An owl was screaming above them. In this world, owls were regarded as the souls of dead Witches. Clara knelt next to him on the cold earth and held her hands above the warming flames.
"Do you still think we can help Will?"
She looked terribly tired.
"Yes," he said. "And trust me, you don't want to know more than that. It would just scare you."
When she looked at him, her eyes were as blue as Will's. Before they had been drowned in gold.
"Is that the reason you didn't tell Will why he had to pick that rose?" The wind blew sparks into her hair. "I think your brother knows more about fear than you do."
Words. Nothing more. But they turned the night into dark glass in which Jacob saw himself.

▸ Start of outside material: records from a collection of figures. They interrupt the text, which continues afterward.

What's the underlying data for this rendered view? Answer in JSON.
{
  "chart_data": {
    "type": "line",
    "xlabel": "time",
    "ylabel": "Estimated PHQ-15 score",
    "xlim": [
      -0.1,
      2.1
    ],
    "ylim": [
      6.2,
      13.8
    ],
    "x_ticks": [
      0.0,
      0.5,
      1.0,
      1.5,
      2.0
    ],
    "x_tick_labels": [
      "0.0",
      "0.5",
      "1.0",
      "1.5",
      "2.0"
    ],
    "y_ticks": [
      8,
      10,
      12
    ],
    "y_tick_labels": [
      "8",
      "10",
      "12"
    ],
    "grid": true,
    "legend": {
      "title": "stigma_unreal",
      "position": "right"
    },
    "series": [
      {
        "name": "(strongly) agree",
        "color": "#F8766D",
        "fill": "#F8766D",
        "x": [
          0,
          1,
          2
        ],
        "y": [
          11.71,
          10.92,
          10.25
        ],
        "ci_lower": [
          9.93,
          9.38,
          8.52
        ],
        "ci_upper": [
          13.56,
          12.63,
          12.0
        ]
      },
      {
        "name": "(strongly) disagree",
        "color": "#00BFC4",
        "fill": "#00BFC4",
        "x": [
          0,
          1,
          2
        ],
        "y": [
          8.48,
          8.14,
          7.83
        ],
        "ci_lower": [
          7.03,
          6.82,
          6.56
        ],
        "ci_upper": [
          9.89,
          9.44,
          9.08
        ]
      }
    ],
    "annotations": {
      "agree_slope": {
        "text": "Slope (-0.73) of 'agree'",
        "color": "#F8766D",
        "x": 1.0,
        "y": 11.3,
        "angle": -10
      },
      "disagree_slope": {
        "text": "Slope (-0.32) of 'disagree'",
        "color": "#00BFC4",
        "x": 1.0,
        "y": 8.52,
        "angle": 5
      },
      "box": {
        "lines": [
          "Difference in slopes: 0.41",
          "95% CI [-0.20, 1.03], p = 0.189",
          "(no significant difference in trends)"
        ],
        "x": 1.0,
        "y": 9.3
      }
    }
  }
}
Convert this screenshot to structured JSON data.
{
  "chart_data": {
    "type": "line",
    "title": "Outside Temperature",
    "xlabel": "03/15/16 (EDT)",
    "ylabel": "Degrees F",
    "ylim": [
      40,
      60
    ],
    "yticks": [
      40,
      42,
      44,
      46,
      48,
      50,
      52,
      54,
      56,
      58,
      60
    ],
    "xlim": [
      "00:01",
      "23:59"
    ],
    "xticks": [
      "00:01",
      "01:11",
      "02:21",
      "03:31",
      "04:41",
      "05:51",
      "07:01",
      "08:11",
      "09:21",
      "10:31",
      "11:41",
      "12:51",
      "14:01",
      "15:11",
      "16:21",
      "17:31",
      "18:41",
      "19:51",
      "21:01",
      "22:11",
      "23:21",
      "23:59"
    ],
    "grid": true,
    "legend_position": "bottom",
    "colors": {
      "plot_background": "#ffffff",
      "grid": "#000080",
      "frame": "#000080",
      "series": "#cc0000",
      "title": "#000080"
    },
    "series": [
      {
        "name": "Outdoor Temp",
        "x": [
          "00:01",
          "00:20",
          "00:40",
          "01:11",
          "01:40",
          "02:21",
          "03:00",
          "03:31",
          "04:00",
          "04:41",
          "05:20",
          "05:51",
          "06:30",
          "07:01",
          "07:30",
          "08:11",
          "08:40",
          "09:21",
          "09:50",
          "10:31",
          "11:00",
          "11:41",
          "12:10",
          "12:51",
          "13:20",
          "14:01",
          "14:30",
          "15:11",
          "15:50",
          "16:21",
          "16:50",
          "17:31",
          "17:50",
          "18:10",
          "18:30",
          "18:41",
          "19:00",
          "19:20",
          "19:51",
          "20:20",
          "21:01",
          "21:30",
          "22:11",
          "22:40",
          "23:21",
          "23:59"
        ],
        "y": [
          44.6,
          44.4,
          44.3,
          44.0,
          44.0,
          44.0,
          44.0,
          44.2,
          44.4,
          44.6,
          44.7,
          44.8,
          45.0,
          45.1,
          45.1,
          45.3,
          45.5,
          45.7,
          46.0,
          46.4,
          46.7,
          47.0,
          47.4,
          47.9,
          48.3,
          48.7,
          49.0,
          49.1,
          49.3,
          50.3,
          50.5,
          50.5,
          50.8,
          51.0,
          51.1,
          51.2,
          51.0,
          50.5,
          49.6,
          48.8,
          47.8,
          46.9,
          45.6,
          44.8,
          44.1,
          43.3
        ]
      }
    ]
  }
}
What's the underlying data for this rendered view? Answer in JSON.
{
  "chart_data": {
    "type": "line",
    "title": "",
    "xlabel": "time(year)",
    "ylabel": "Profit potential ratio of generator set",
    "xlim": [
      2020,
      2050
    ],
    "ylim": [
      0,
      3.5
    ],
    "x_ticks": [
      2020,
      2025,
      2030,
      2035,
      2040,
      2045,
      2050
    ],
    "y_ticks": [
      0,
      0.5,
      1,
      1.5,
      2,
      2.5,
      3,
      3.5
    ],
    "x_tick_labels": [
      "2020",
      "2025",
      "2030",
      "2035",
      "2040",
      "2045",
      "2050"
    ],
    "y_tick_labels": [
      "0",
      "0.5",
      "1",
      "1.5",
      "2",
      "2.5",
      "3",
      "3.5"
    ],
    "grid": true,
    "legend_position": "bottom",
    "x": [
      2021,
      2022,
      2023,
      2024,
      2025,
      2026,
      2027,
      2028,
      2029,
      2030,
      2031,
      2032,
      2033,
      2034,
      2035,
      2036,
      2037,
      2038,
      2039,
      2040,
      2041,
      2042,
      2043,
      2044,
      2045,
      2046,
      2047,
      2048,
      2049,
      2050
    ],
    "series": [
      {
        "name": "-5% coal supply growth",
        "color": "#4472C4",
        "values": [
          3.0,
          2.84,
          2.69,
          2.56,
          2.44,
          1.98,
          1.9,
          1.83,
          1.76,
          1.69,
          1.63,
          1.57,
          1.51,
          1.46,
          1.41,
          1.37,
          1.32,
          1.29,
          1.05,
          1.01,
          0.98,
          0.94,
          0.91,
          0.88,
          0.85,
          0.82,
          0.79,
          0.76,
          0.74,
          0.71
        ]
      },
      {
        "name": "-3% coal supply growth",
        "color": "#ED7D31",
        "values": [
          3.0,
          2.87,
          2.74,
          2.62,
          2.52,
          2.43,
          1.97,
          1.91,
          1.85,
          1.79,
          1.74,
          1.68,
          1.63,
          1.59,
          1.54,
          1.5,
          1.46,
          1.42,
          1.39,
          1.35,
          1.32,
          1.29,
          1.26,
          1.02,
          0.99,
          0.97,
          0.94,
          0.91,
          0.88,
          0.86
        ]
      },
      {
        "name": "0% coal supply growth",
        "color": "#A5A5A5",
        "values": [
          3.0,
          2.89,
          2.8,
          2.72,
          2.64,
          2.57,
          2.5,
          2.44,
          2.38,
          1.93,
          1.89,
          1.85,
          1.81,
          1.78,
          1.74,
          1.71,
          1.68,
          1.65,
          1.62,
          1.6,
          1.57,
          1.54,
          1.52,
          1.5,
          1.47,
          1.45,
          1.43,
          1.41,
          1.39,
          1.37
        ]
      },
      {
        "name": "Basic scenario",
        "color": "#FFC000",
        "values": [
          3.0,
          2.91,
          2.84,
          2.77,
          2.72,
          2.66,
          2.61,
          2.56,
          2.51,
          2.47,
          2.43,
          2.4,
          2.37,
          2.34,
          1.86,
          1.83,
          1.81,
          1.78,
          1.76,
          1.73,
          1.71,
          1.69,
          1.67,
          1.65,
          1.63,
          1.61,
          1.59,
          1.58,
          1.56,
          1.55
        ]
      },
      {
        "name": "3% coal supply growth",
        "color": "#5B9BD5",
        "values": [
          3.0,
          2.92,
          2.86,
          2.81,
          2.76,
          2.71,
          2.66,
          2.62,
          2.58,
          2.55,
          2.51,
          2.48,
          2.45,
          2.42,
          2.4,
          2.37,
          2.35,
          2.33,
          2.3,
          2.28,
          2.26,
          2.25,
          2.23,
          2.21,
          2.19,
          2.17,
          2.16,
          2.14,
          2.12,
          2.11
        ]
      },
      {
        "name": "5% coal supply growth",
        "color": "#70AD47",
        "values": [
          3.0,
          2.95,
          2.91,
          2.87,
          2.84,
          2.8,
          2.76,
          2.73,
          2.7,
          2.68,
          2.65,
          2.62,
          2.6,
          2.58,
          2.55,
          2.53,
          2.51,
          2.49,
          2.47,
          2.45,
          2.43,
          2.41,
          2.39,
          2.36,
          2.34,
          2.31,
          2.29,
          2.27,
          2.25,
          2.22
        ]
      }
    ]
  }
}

"I know why you're here." Clara's voice sounded distant, as though she were speaking not about him but about herself. "This world doesn't frighten you half as much as the other one. You have nothing and nobody to lose here. Except Fox, and she clearly worries more about you than you do about her. You've left all that could frighten you in the other world. But then Will came here and brought it all with him."
She got up again and wiped the earth off her knees.
"Whatever you're planning, please be careful. Getting yourself killed for Will won't make up for anything. But if there is a way, any way, to turn him back into who he was, then let me help! Even if you think it'll frighten me. You're not the only one who doesn't want to lose him. Why else would I still be here?"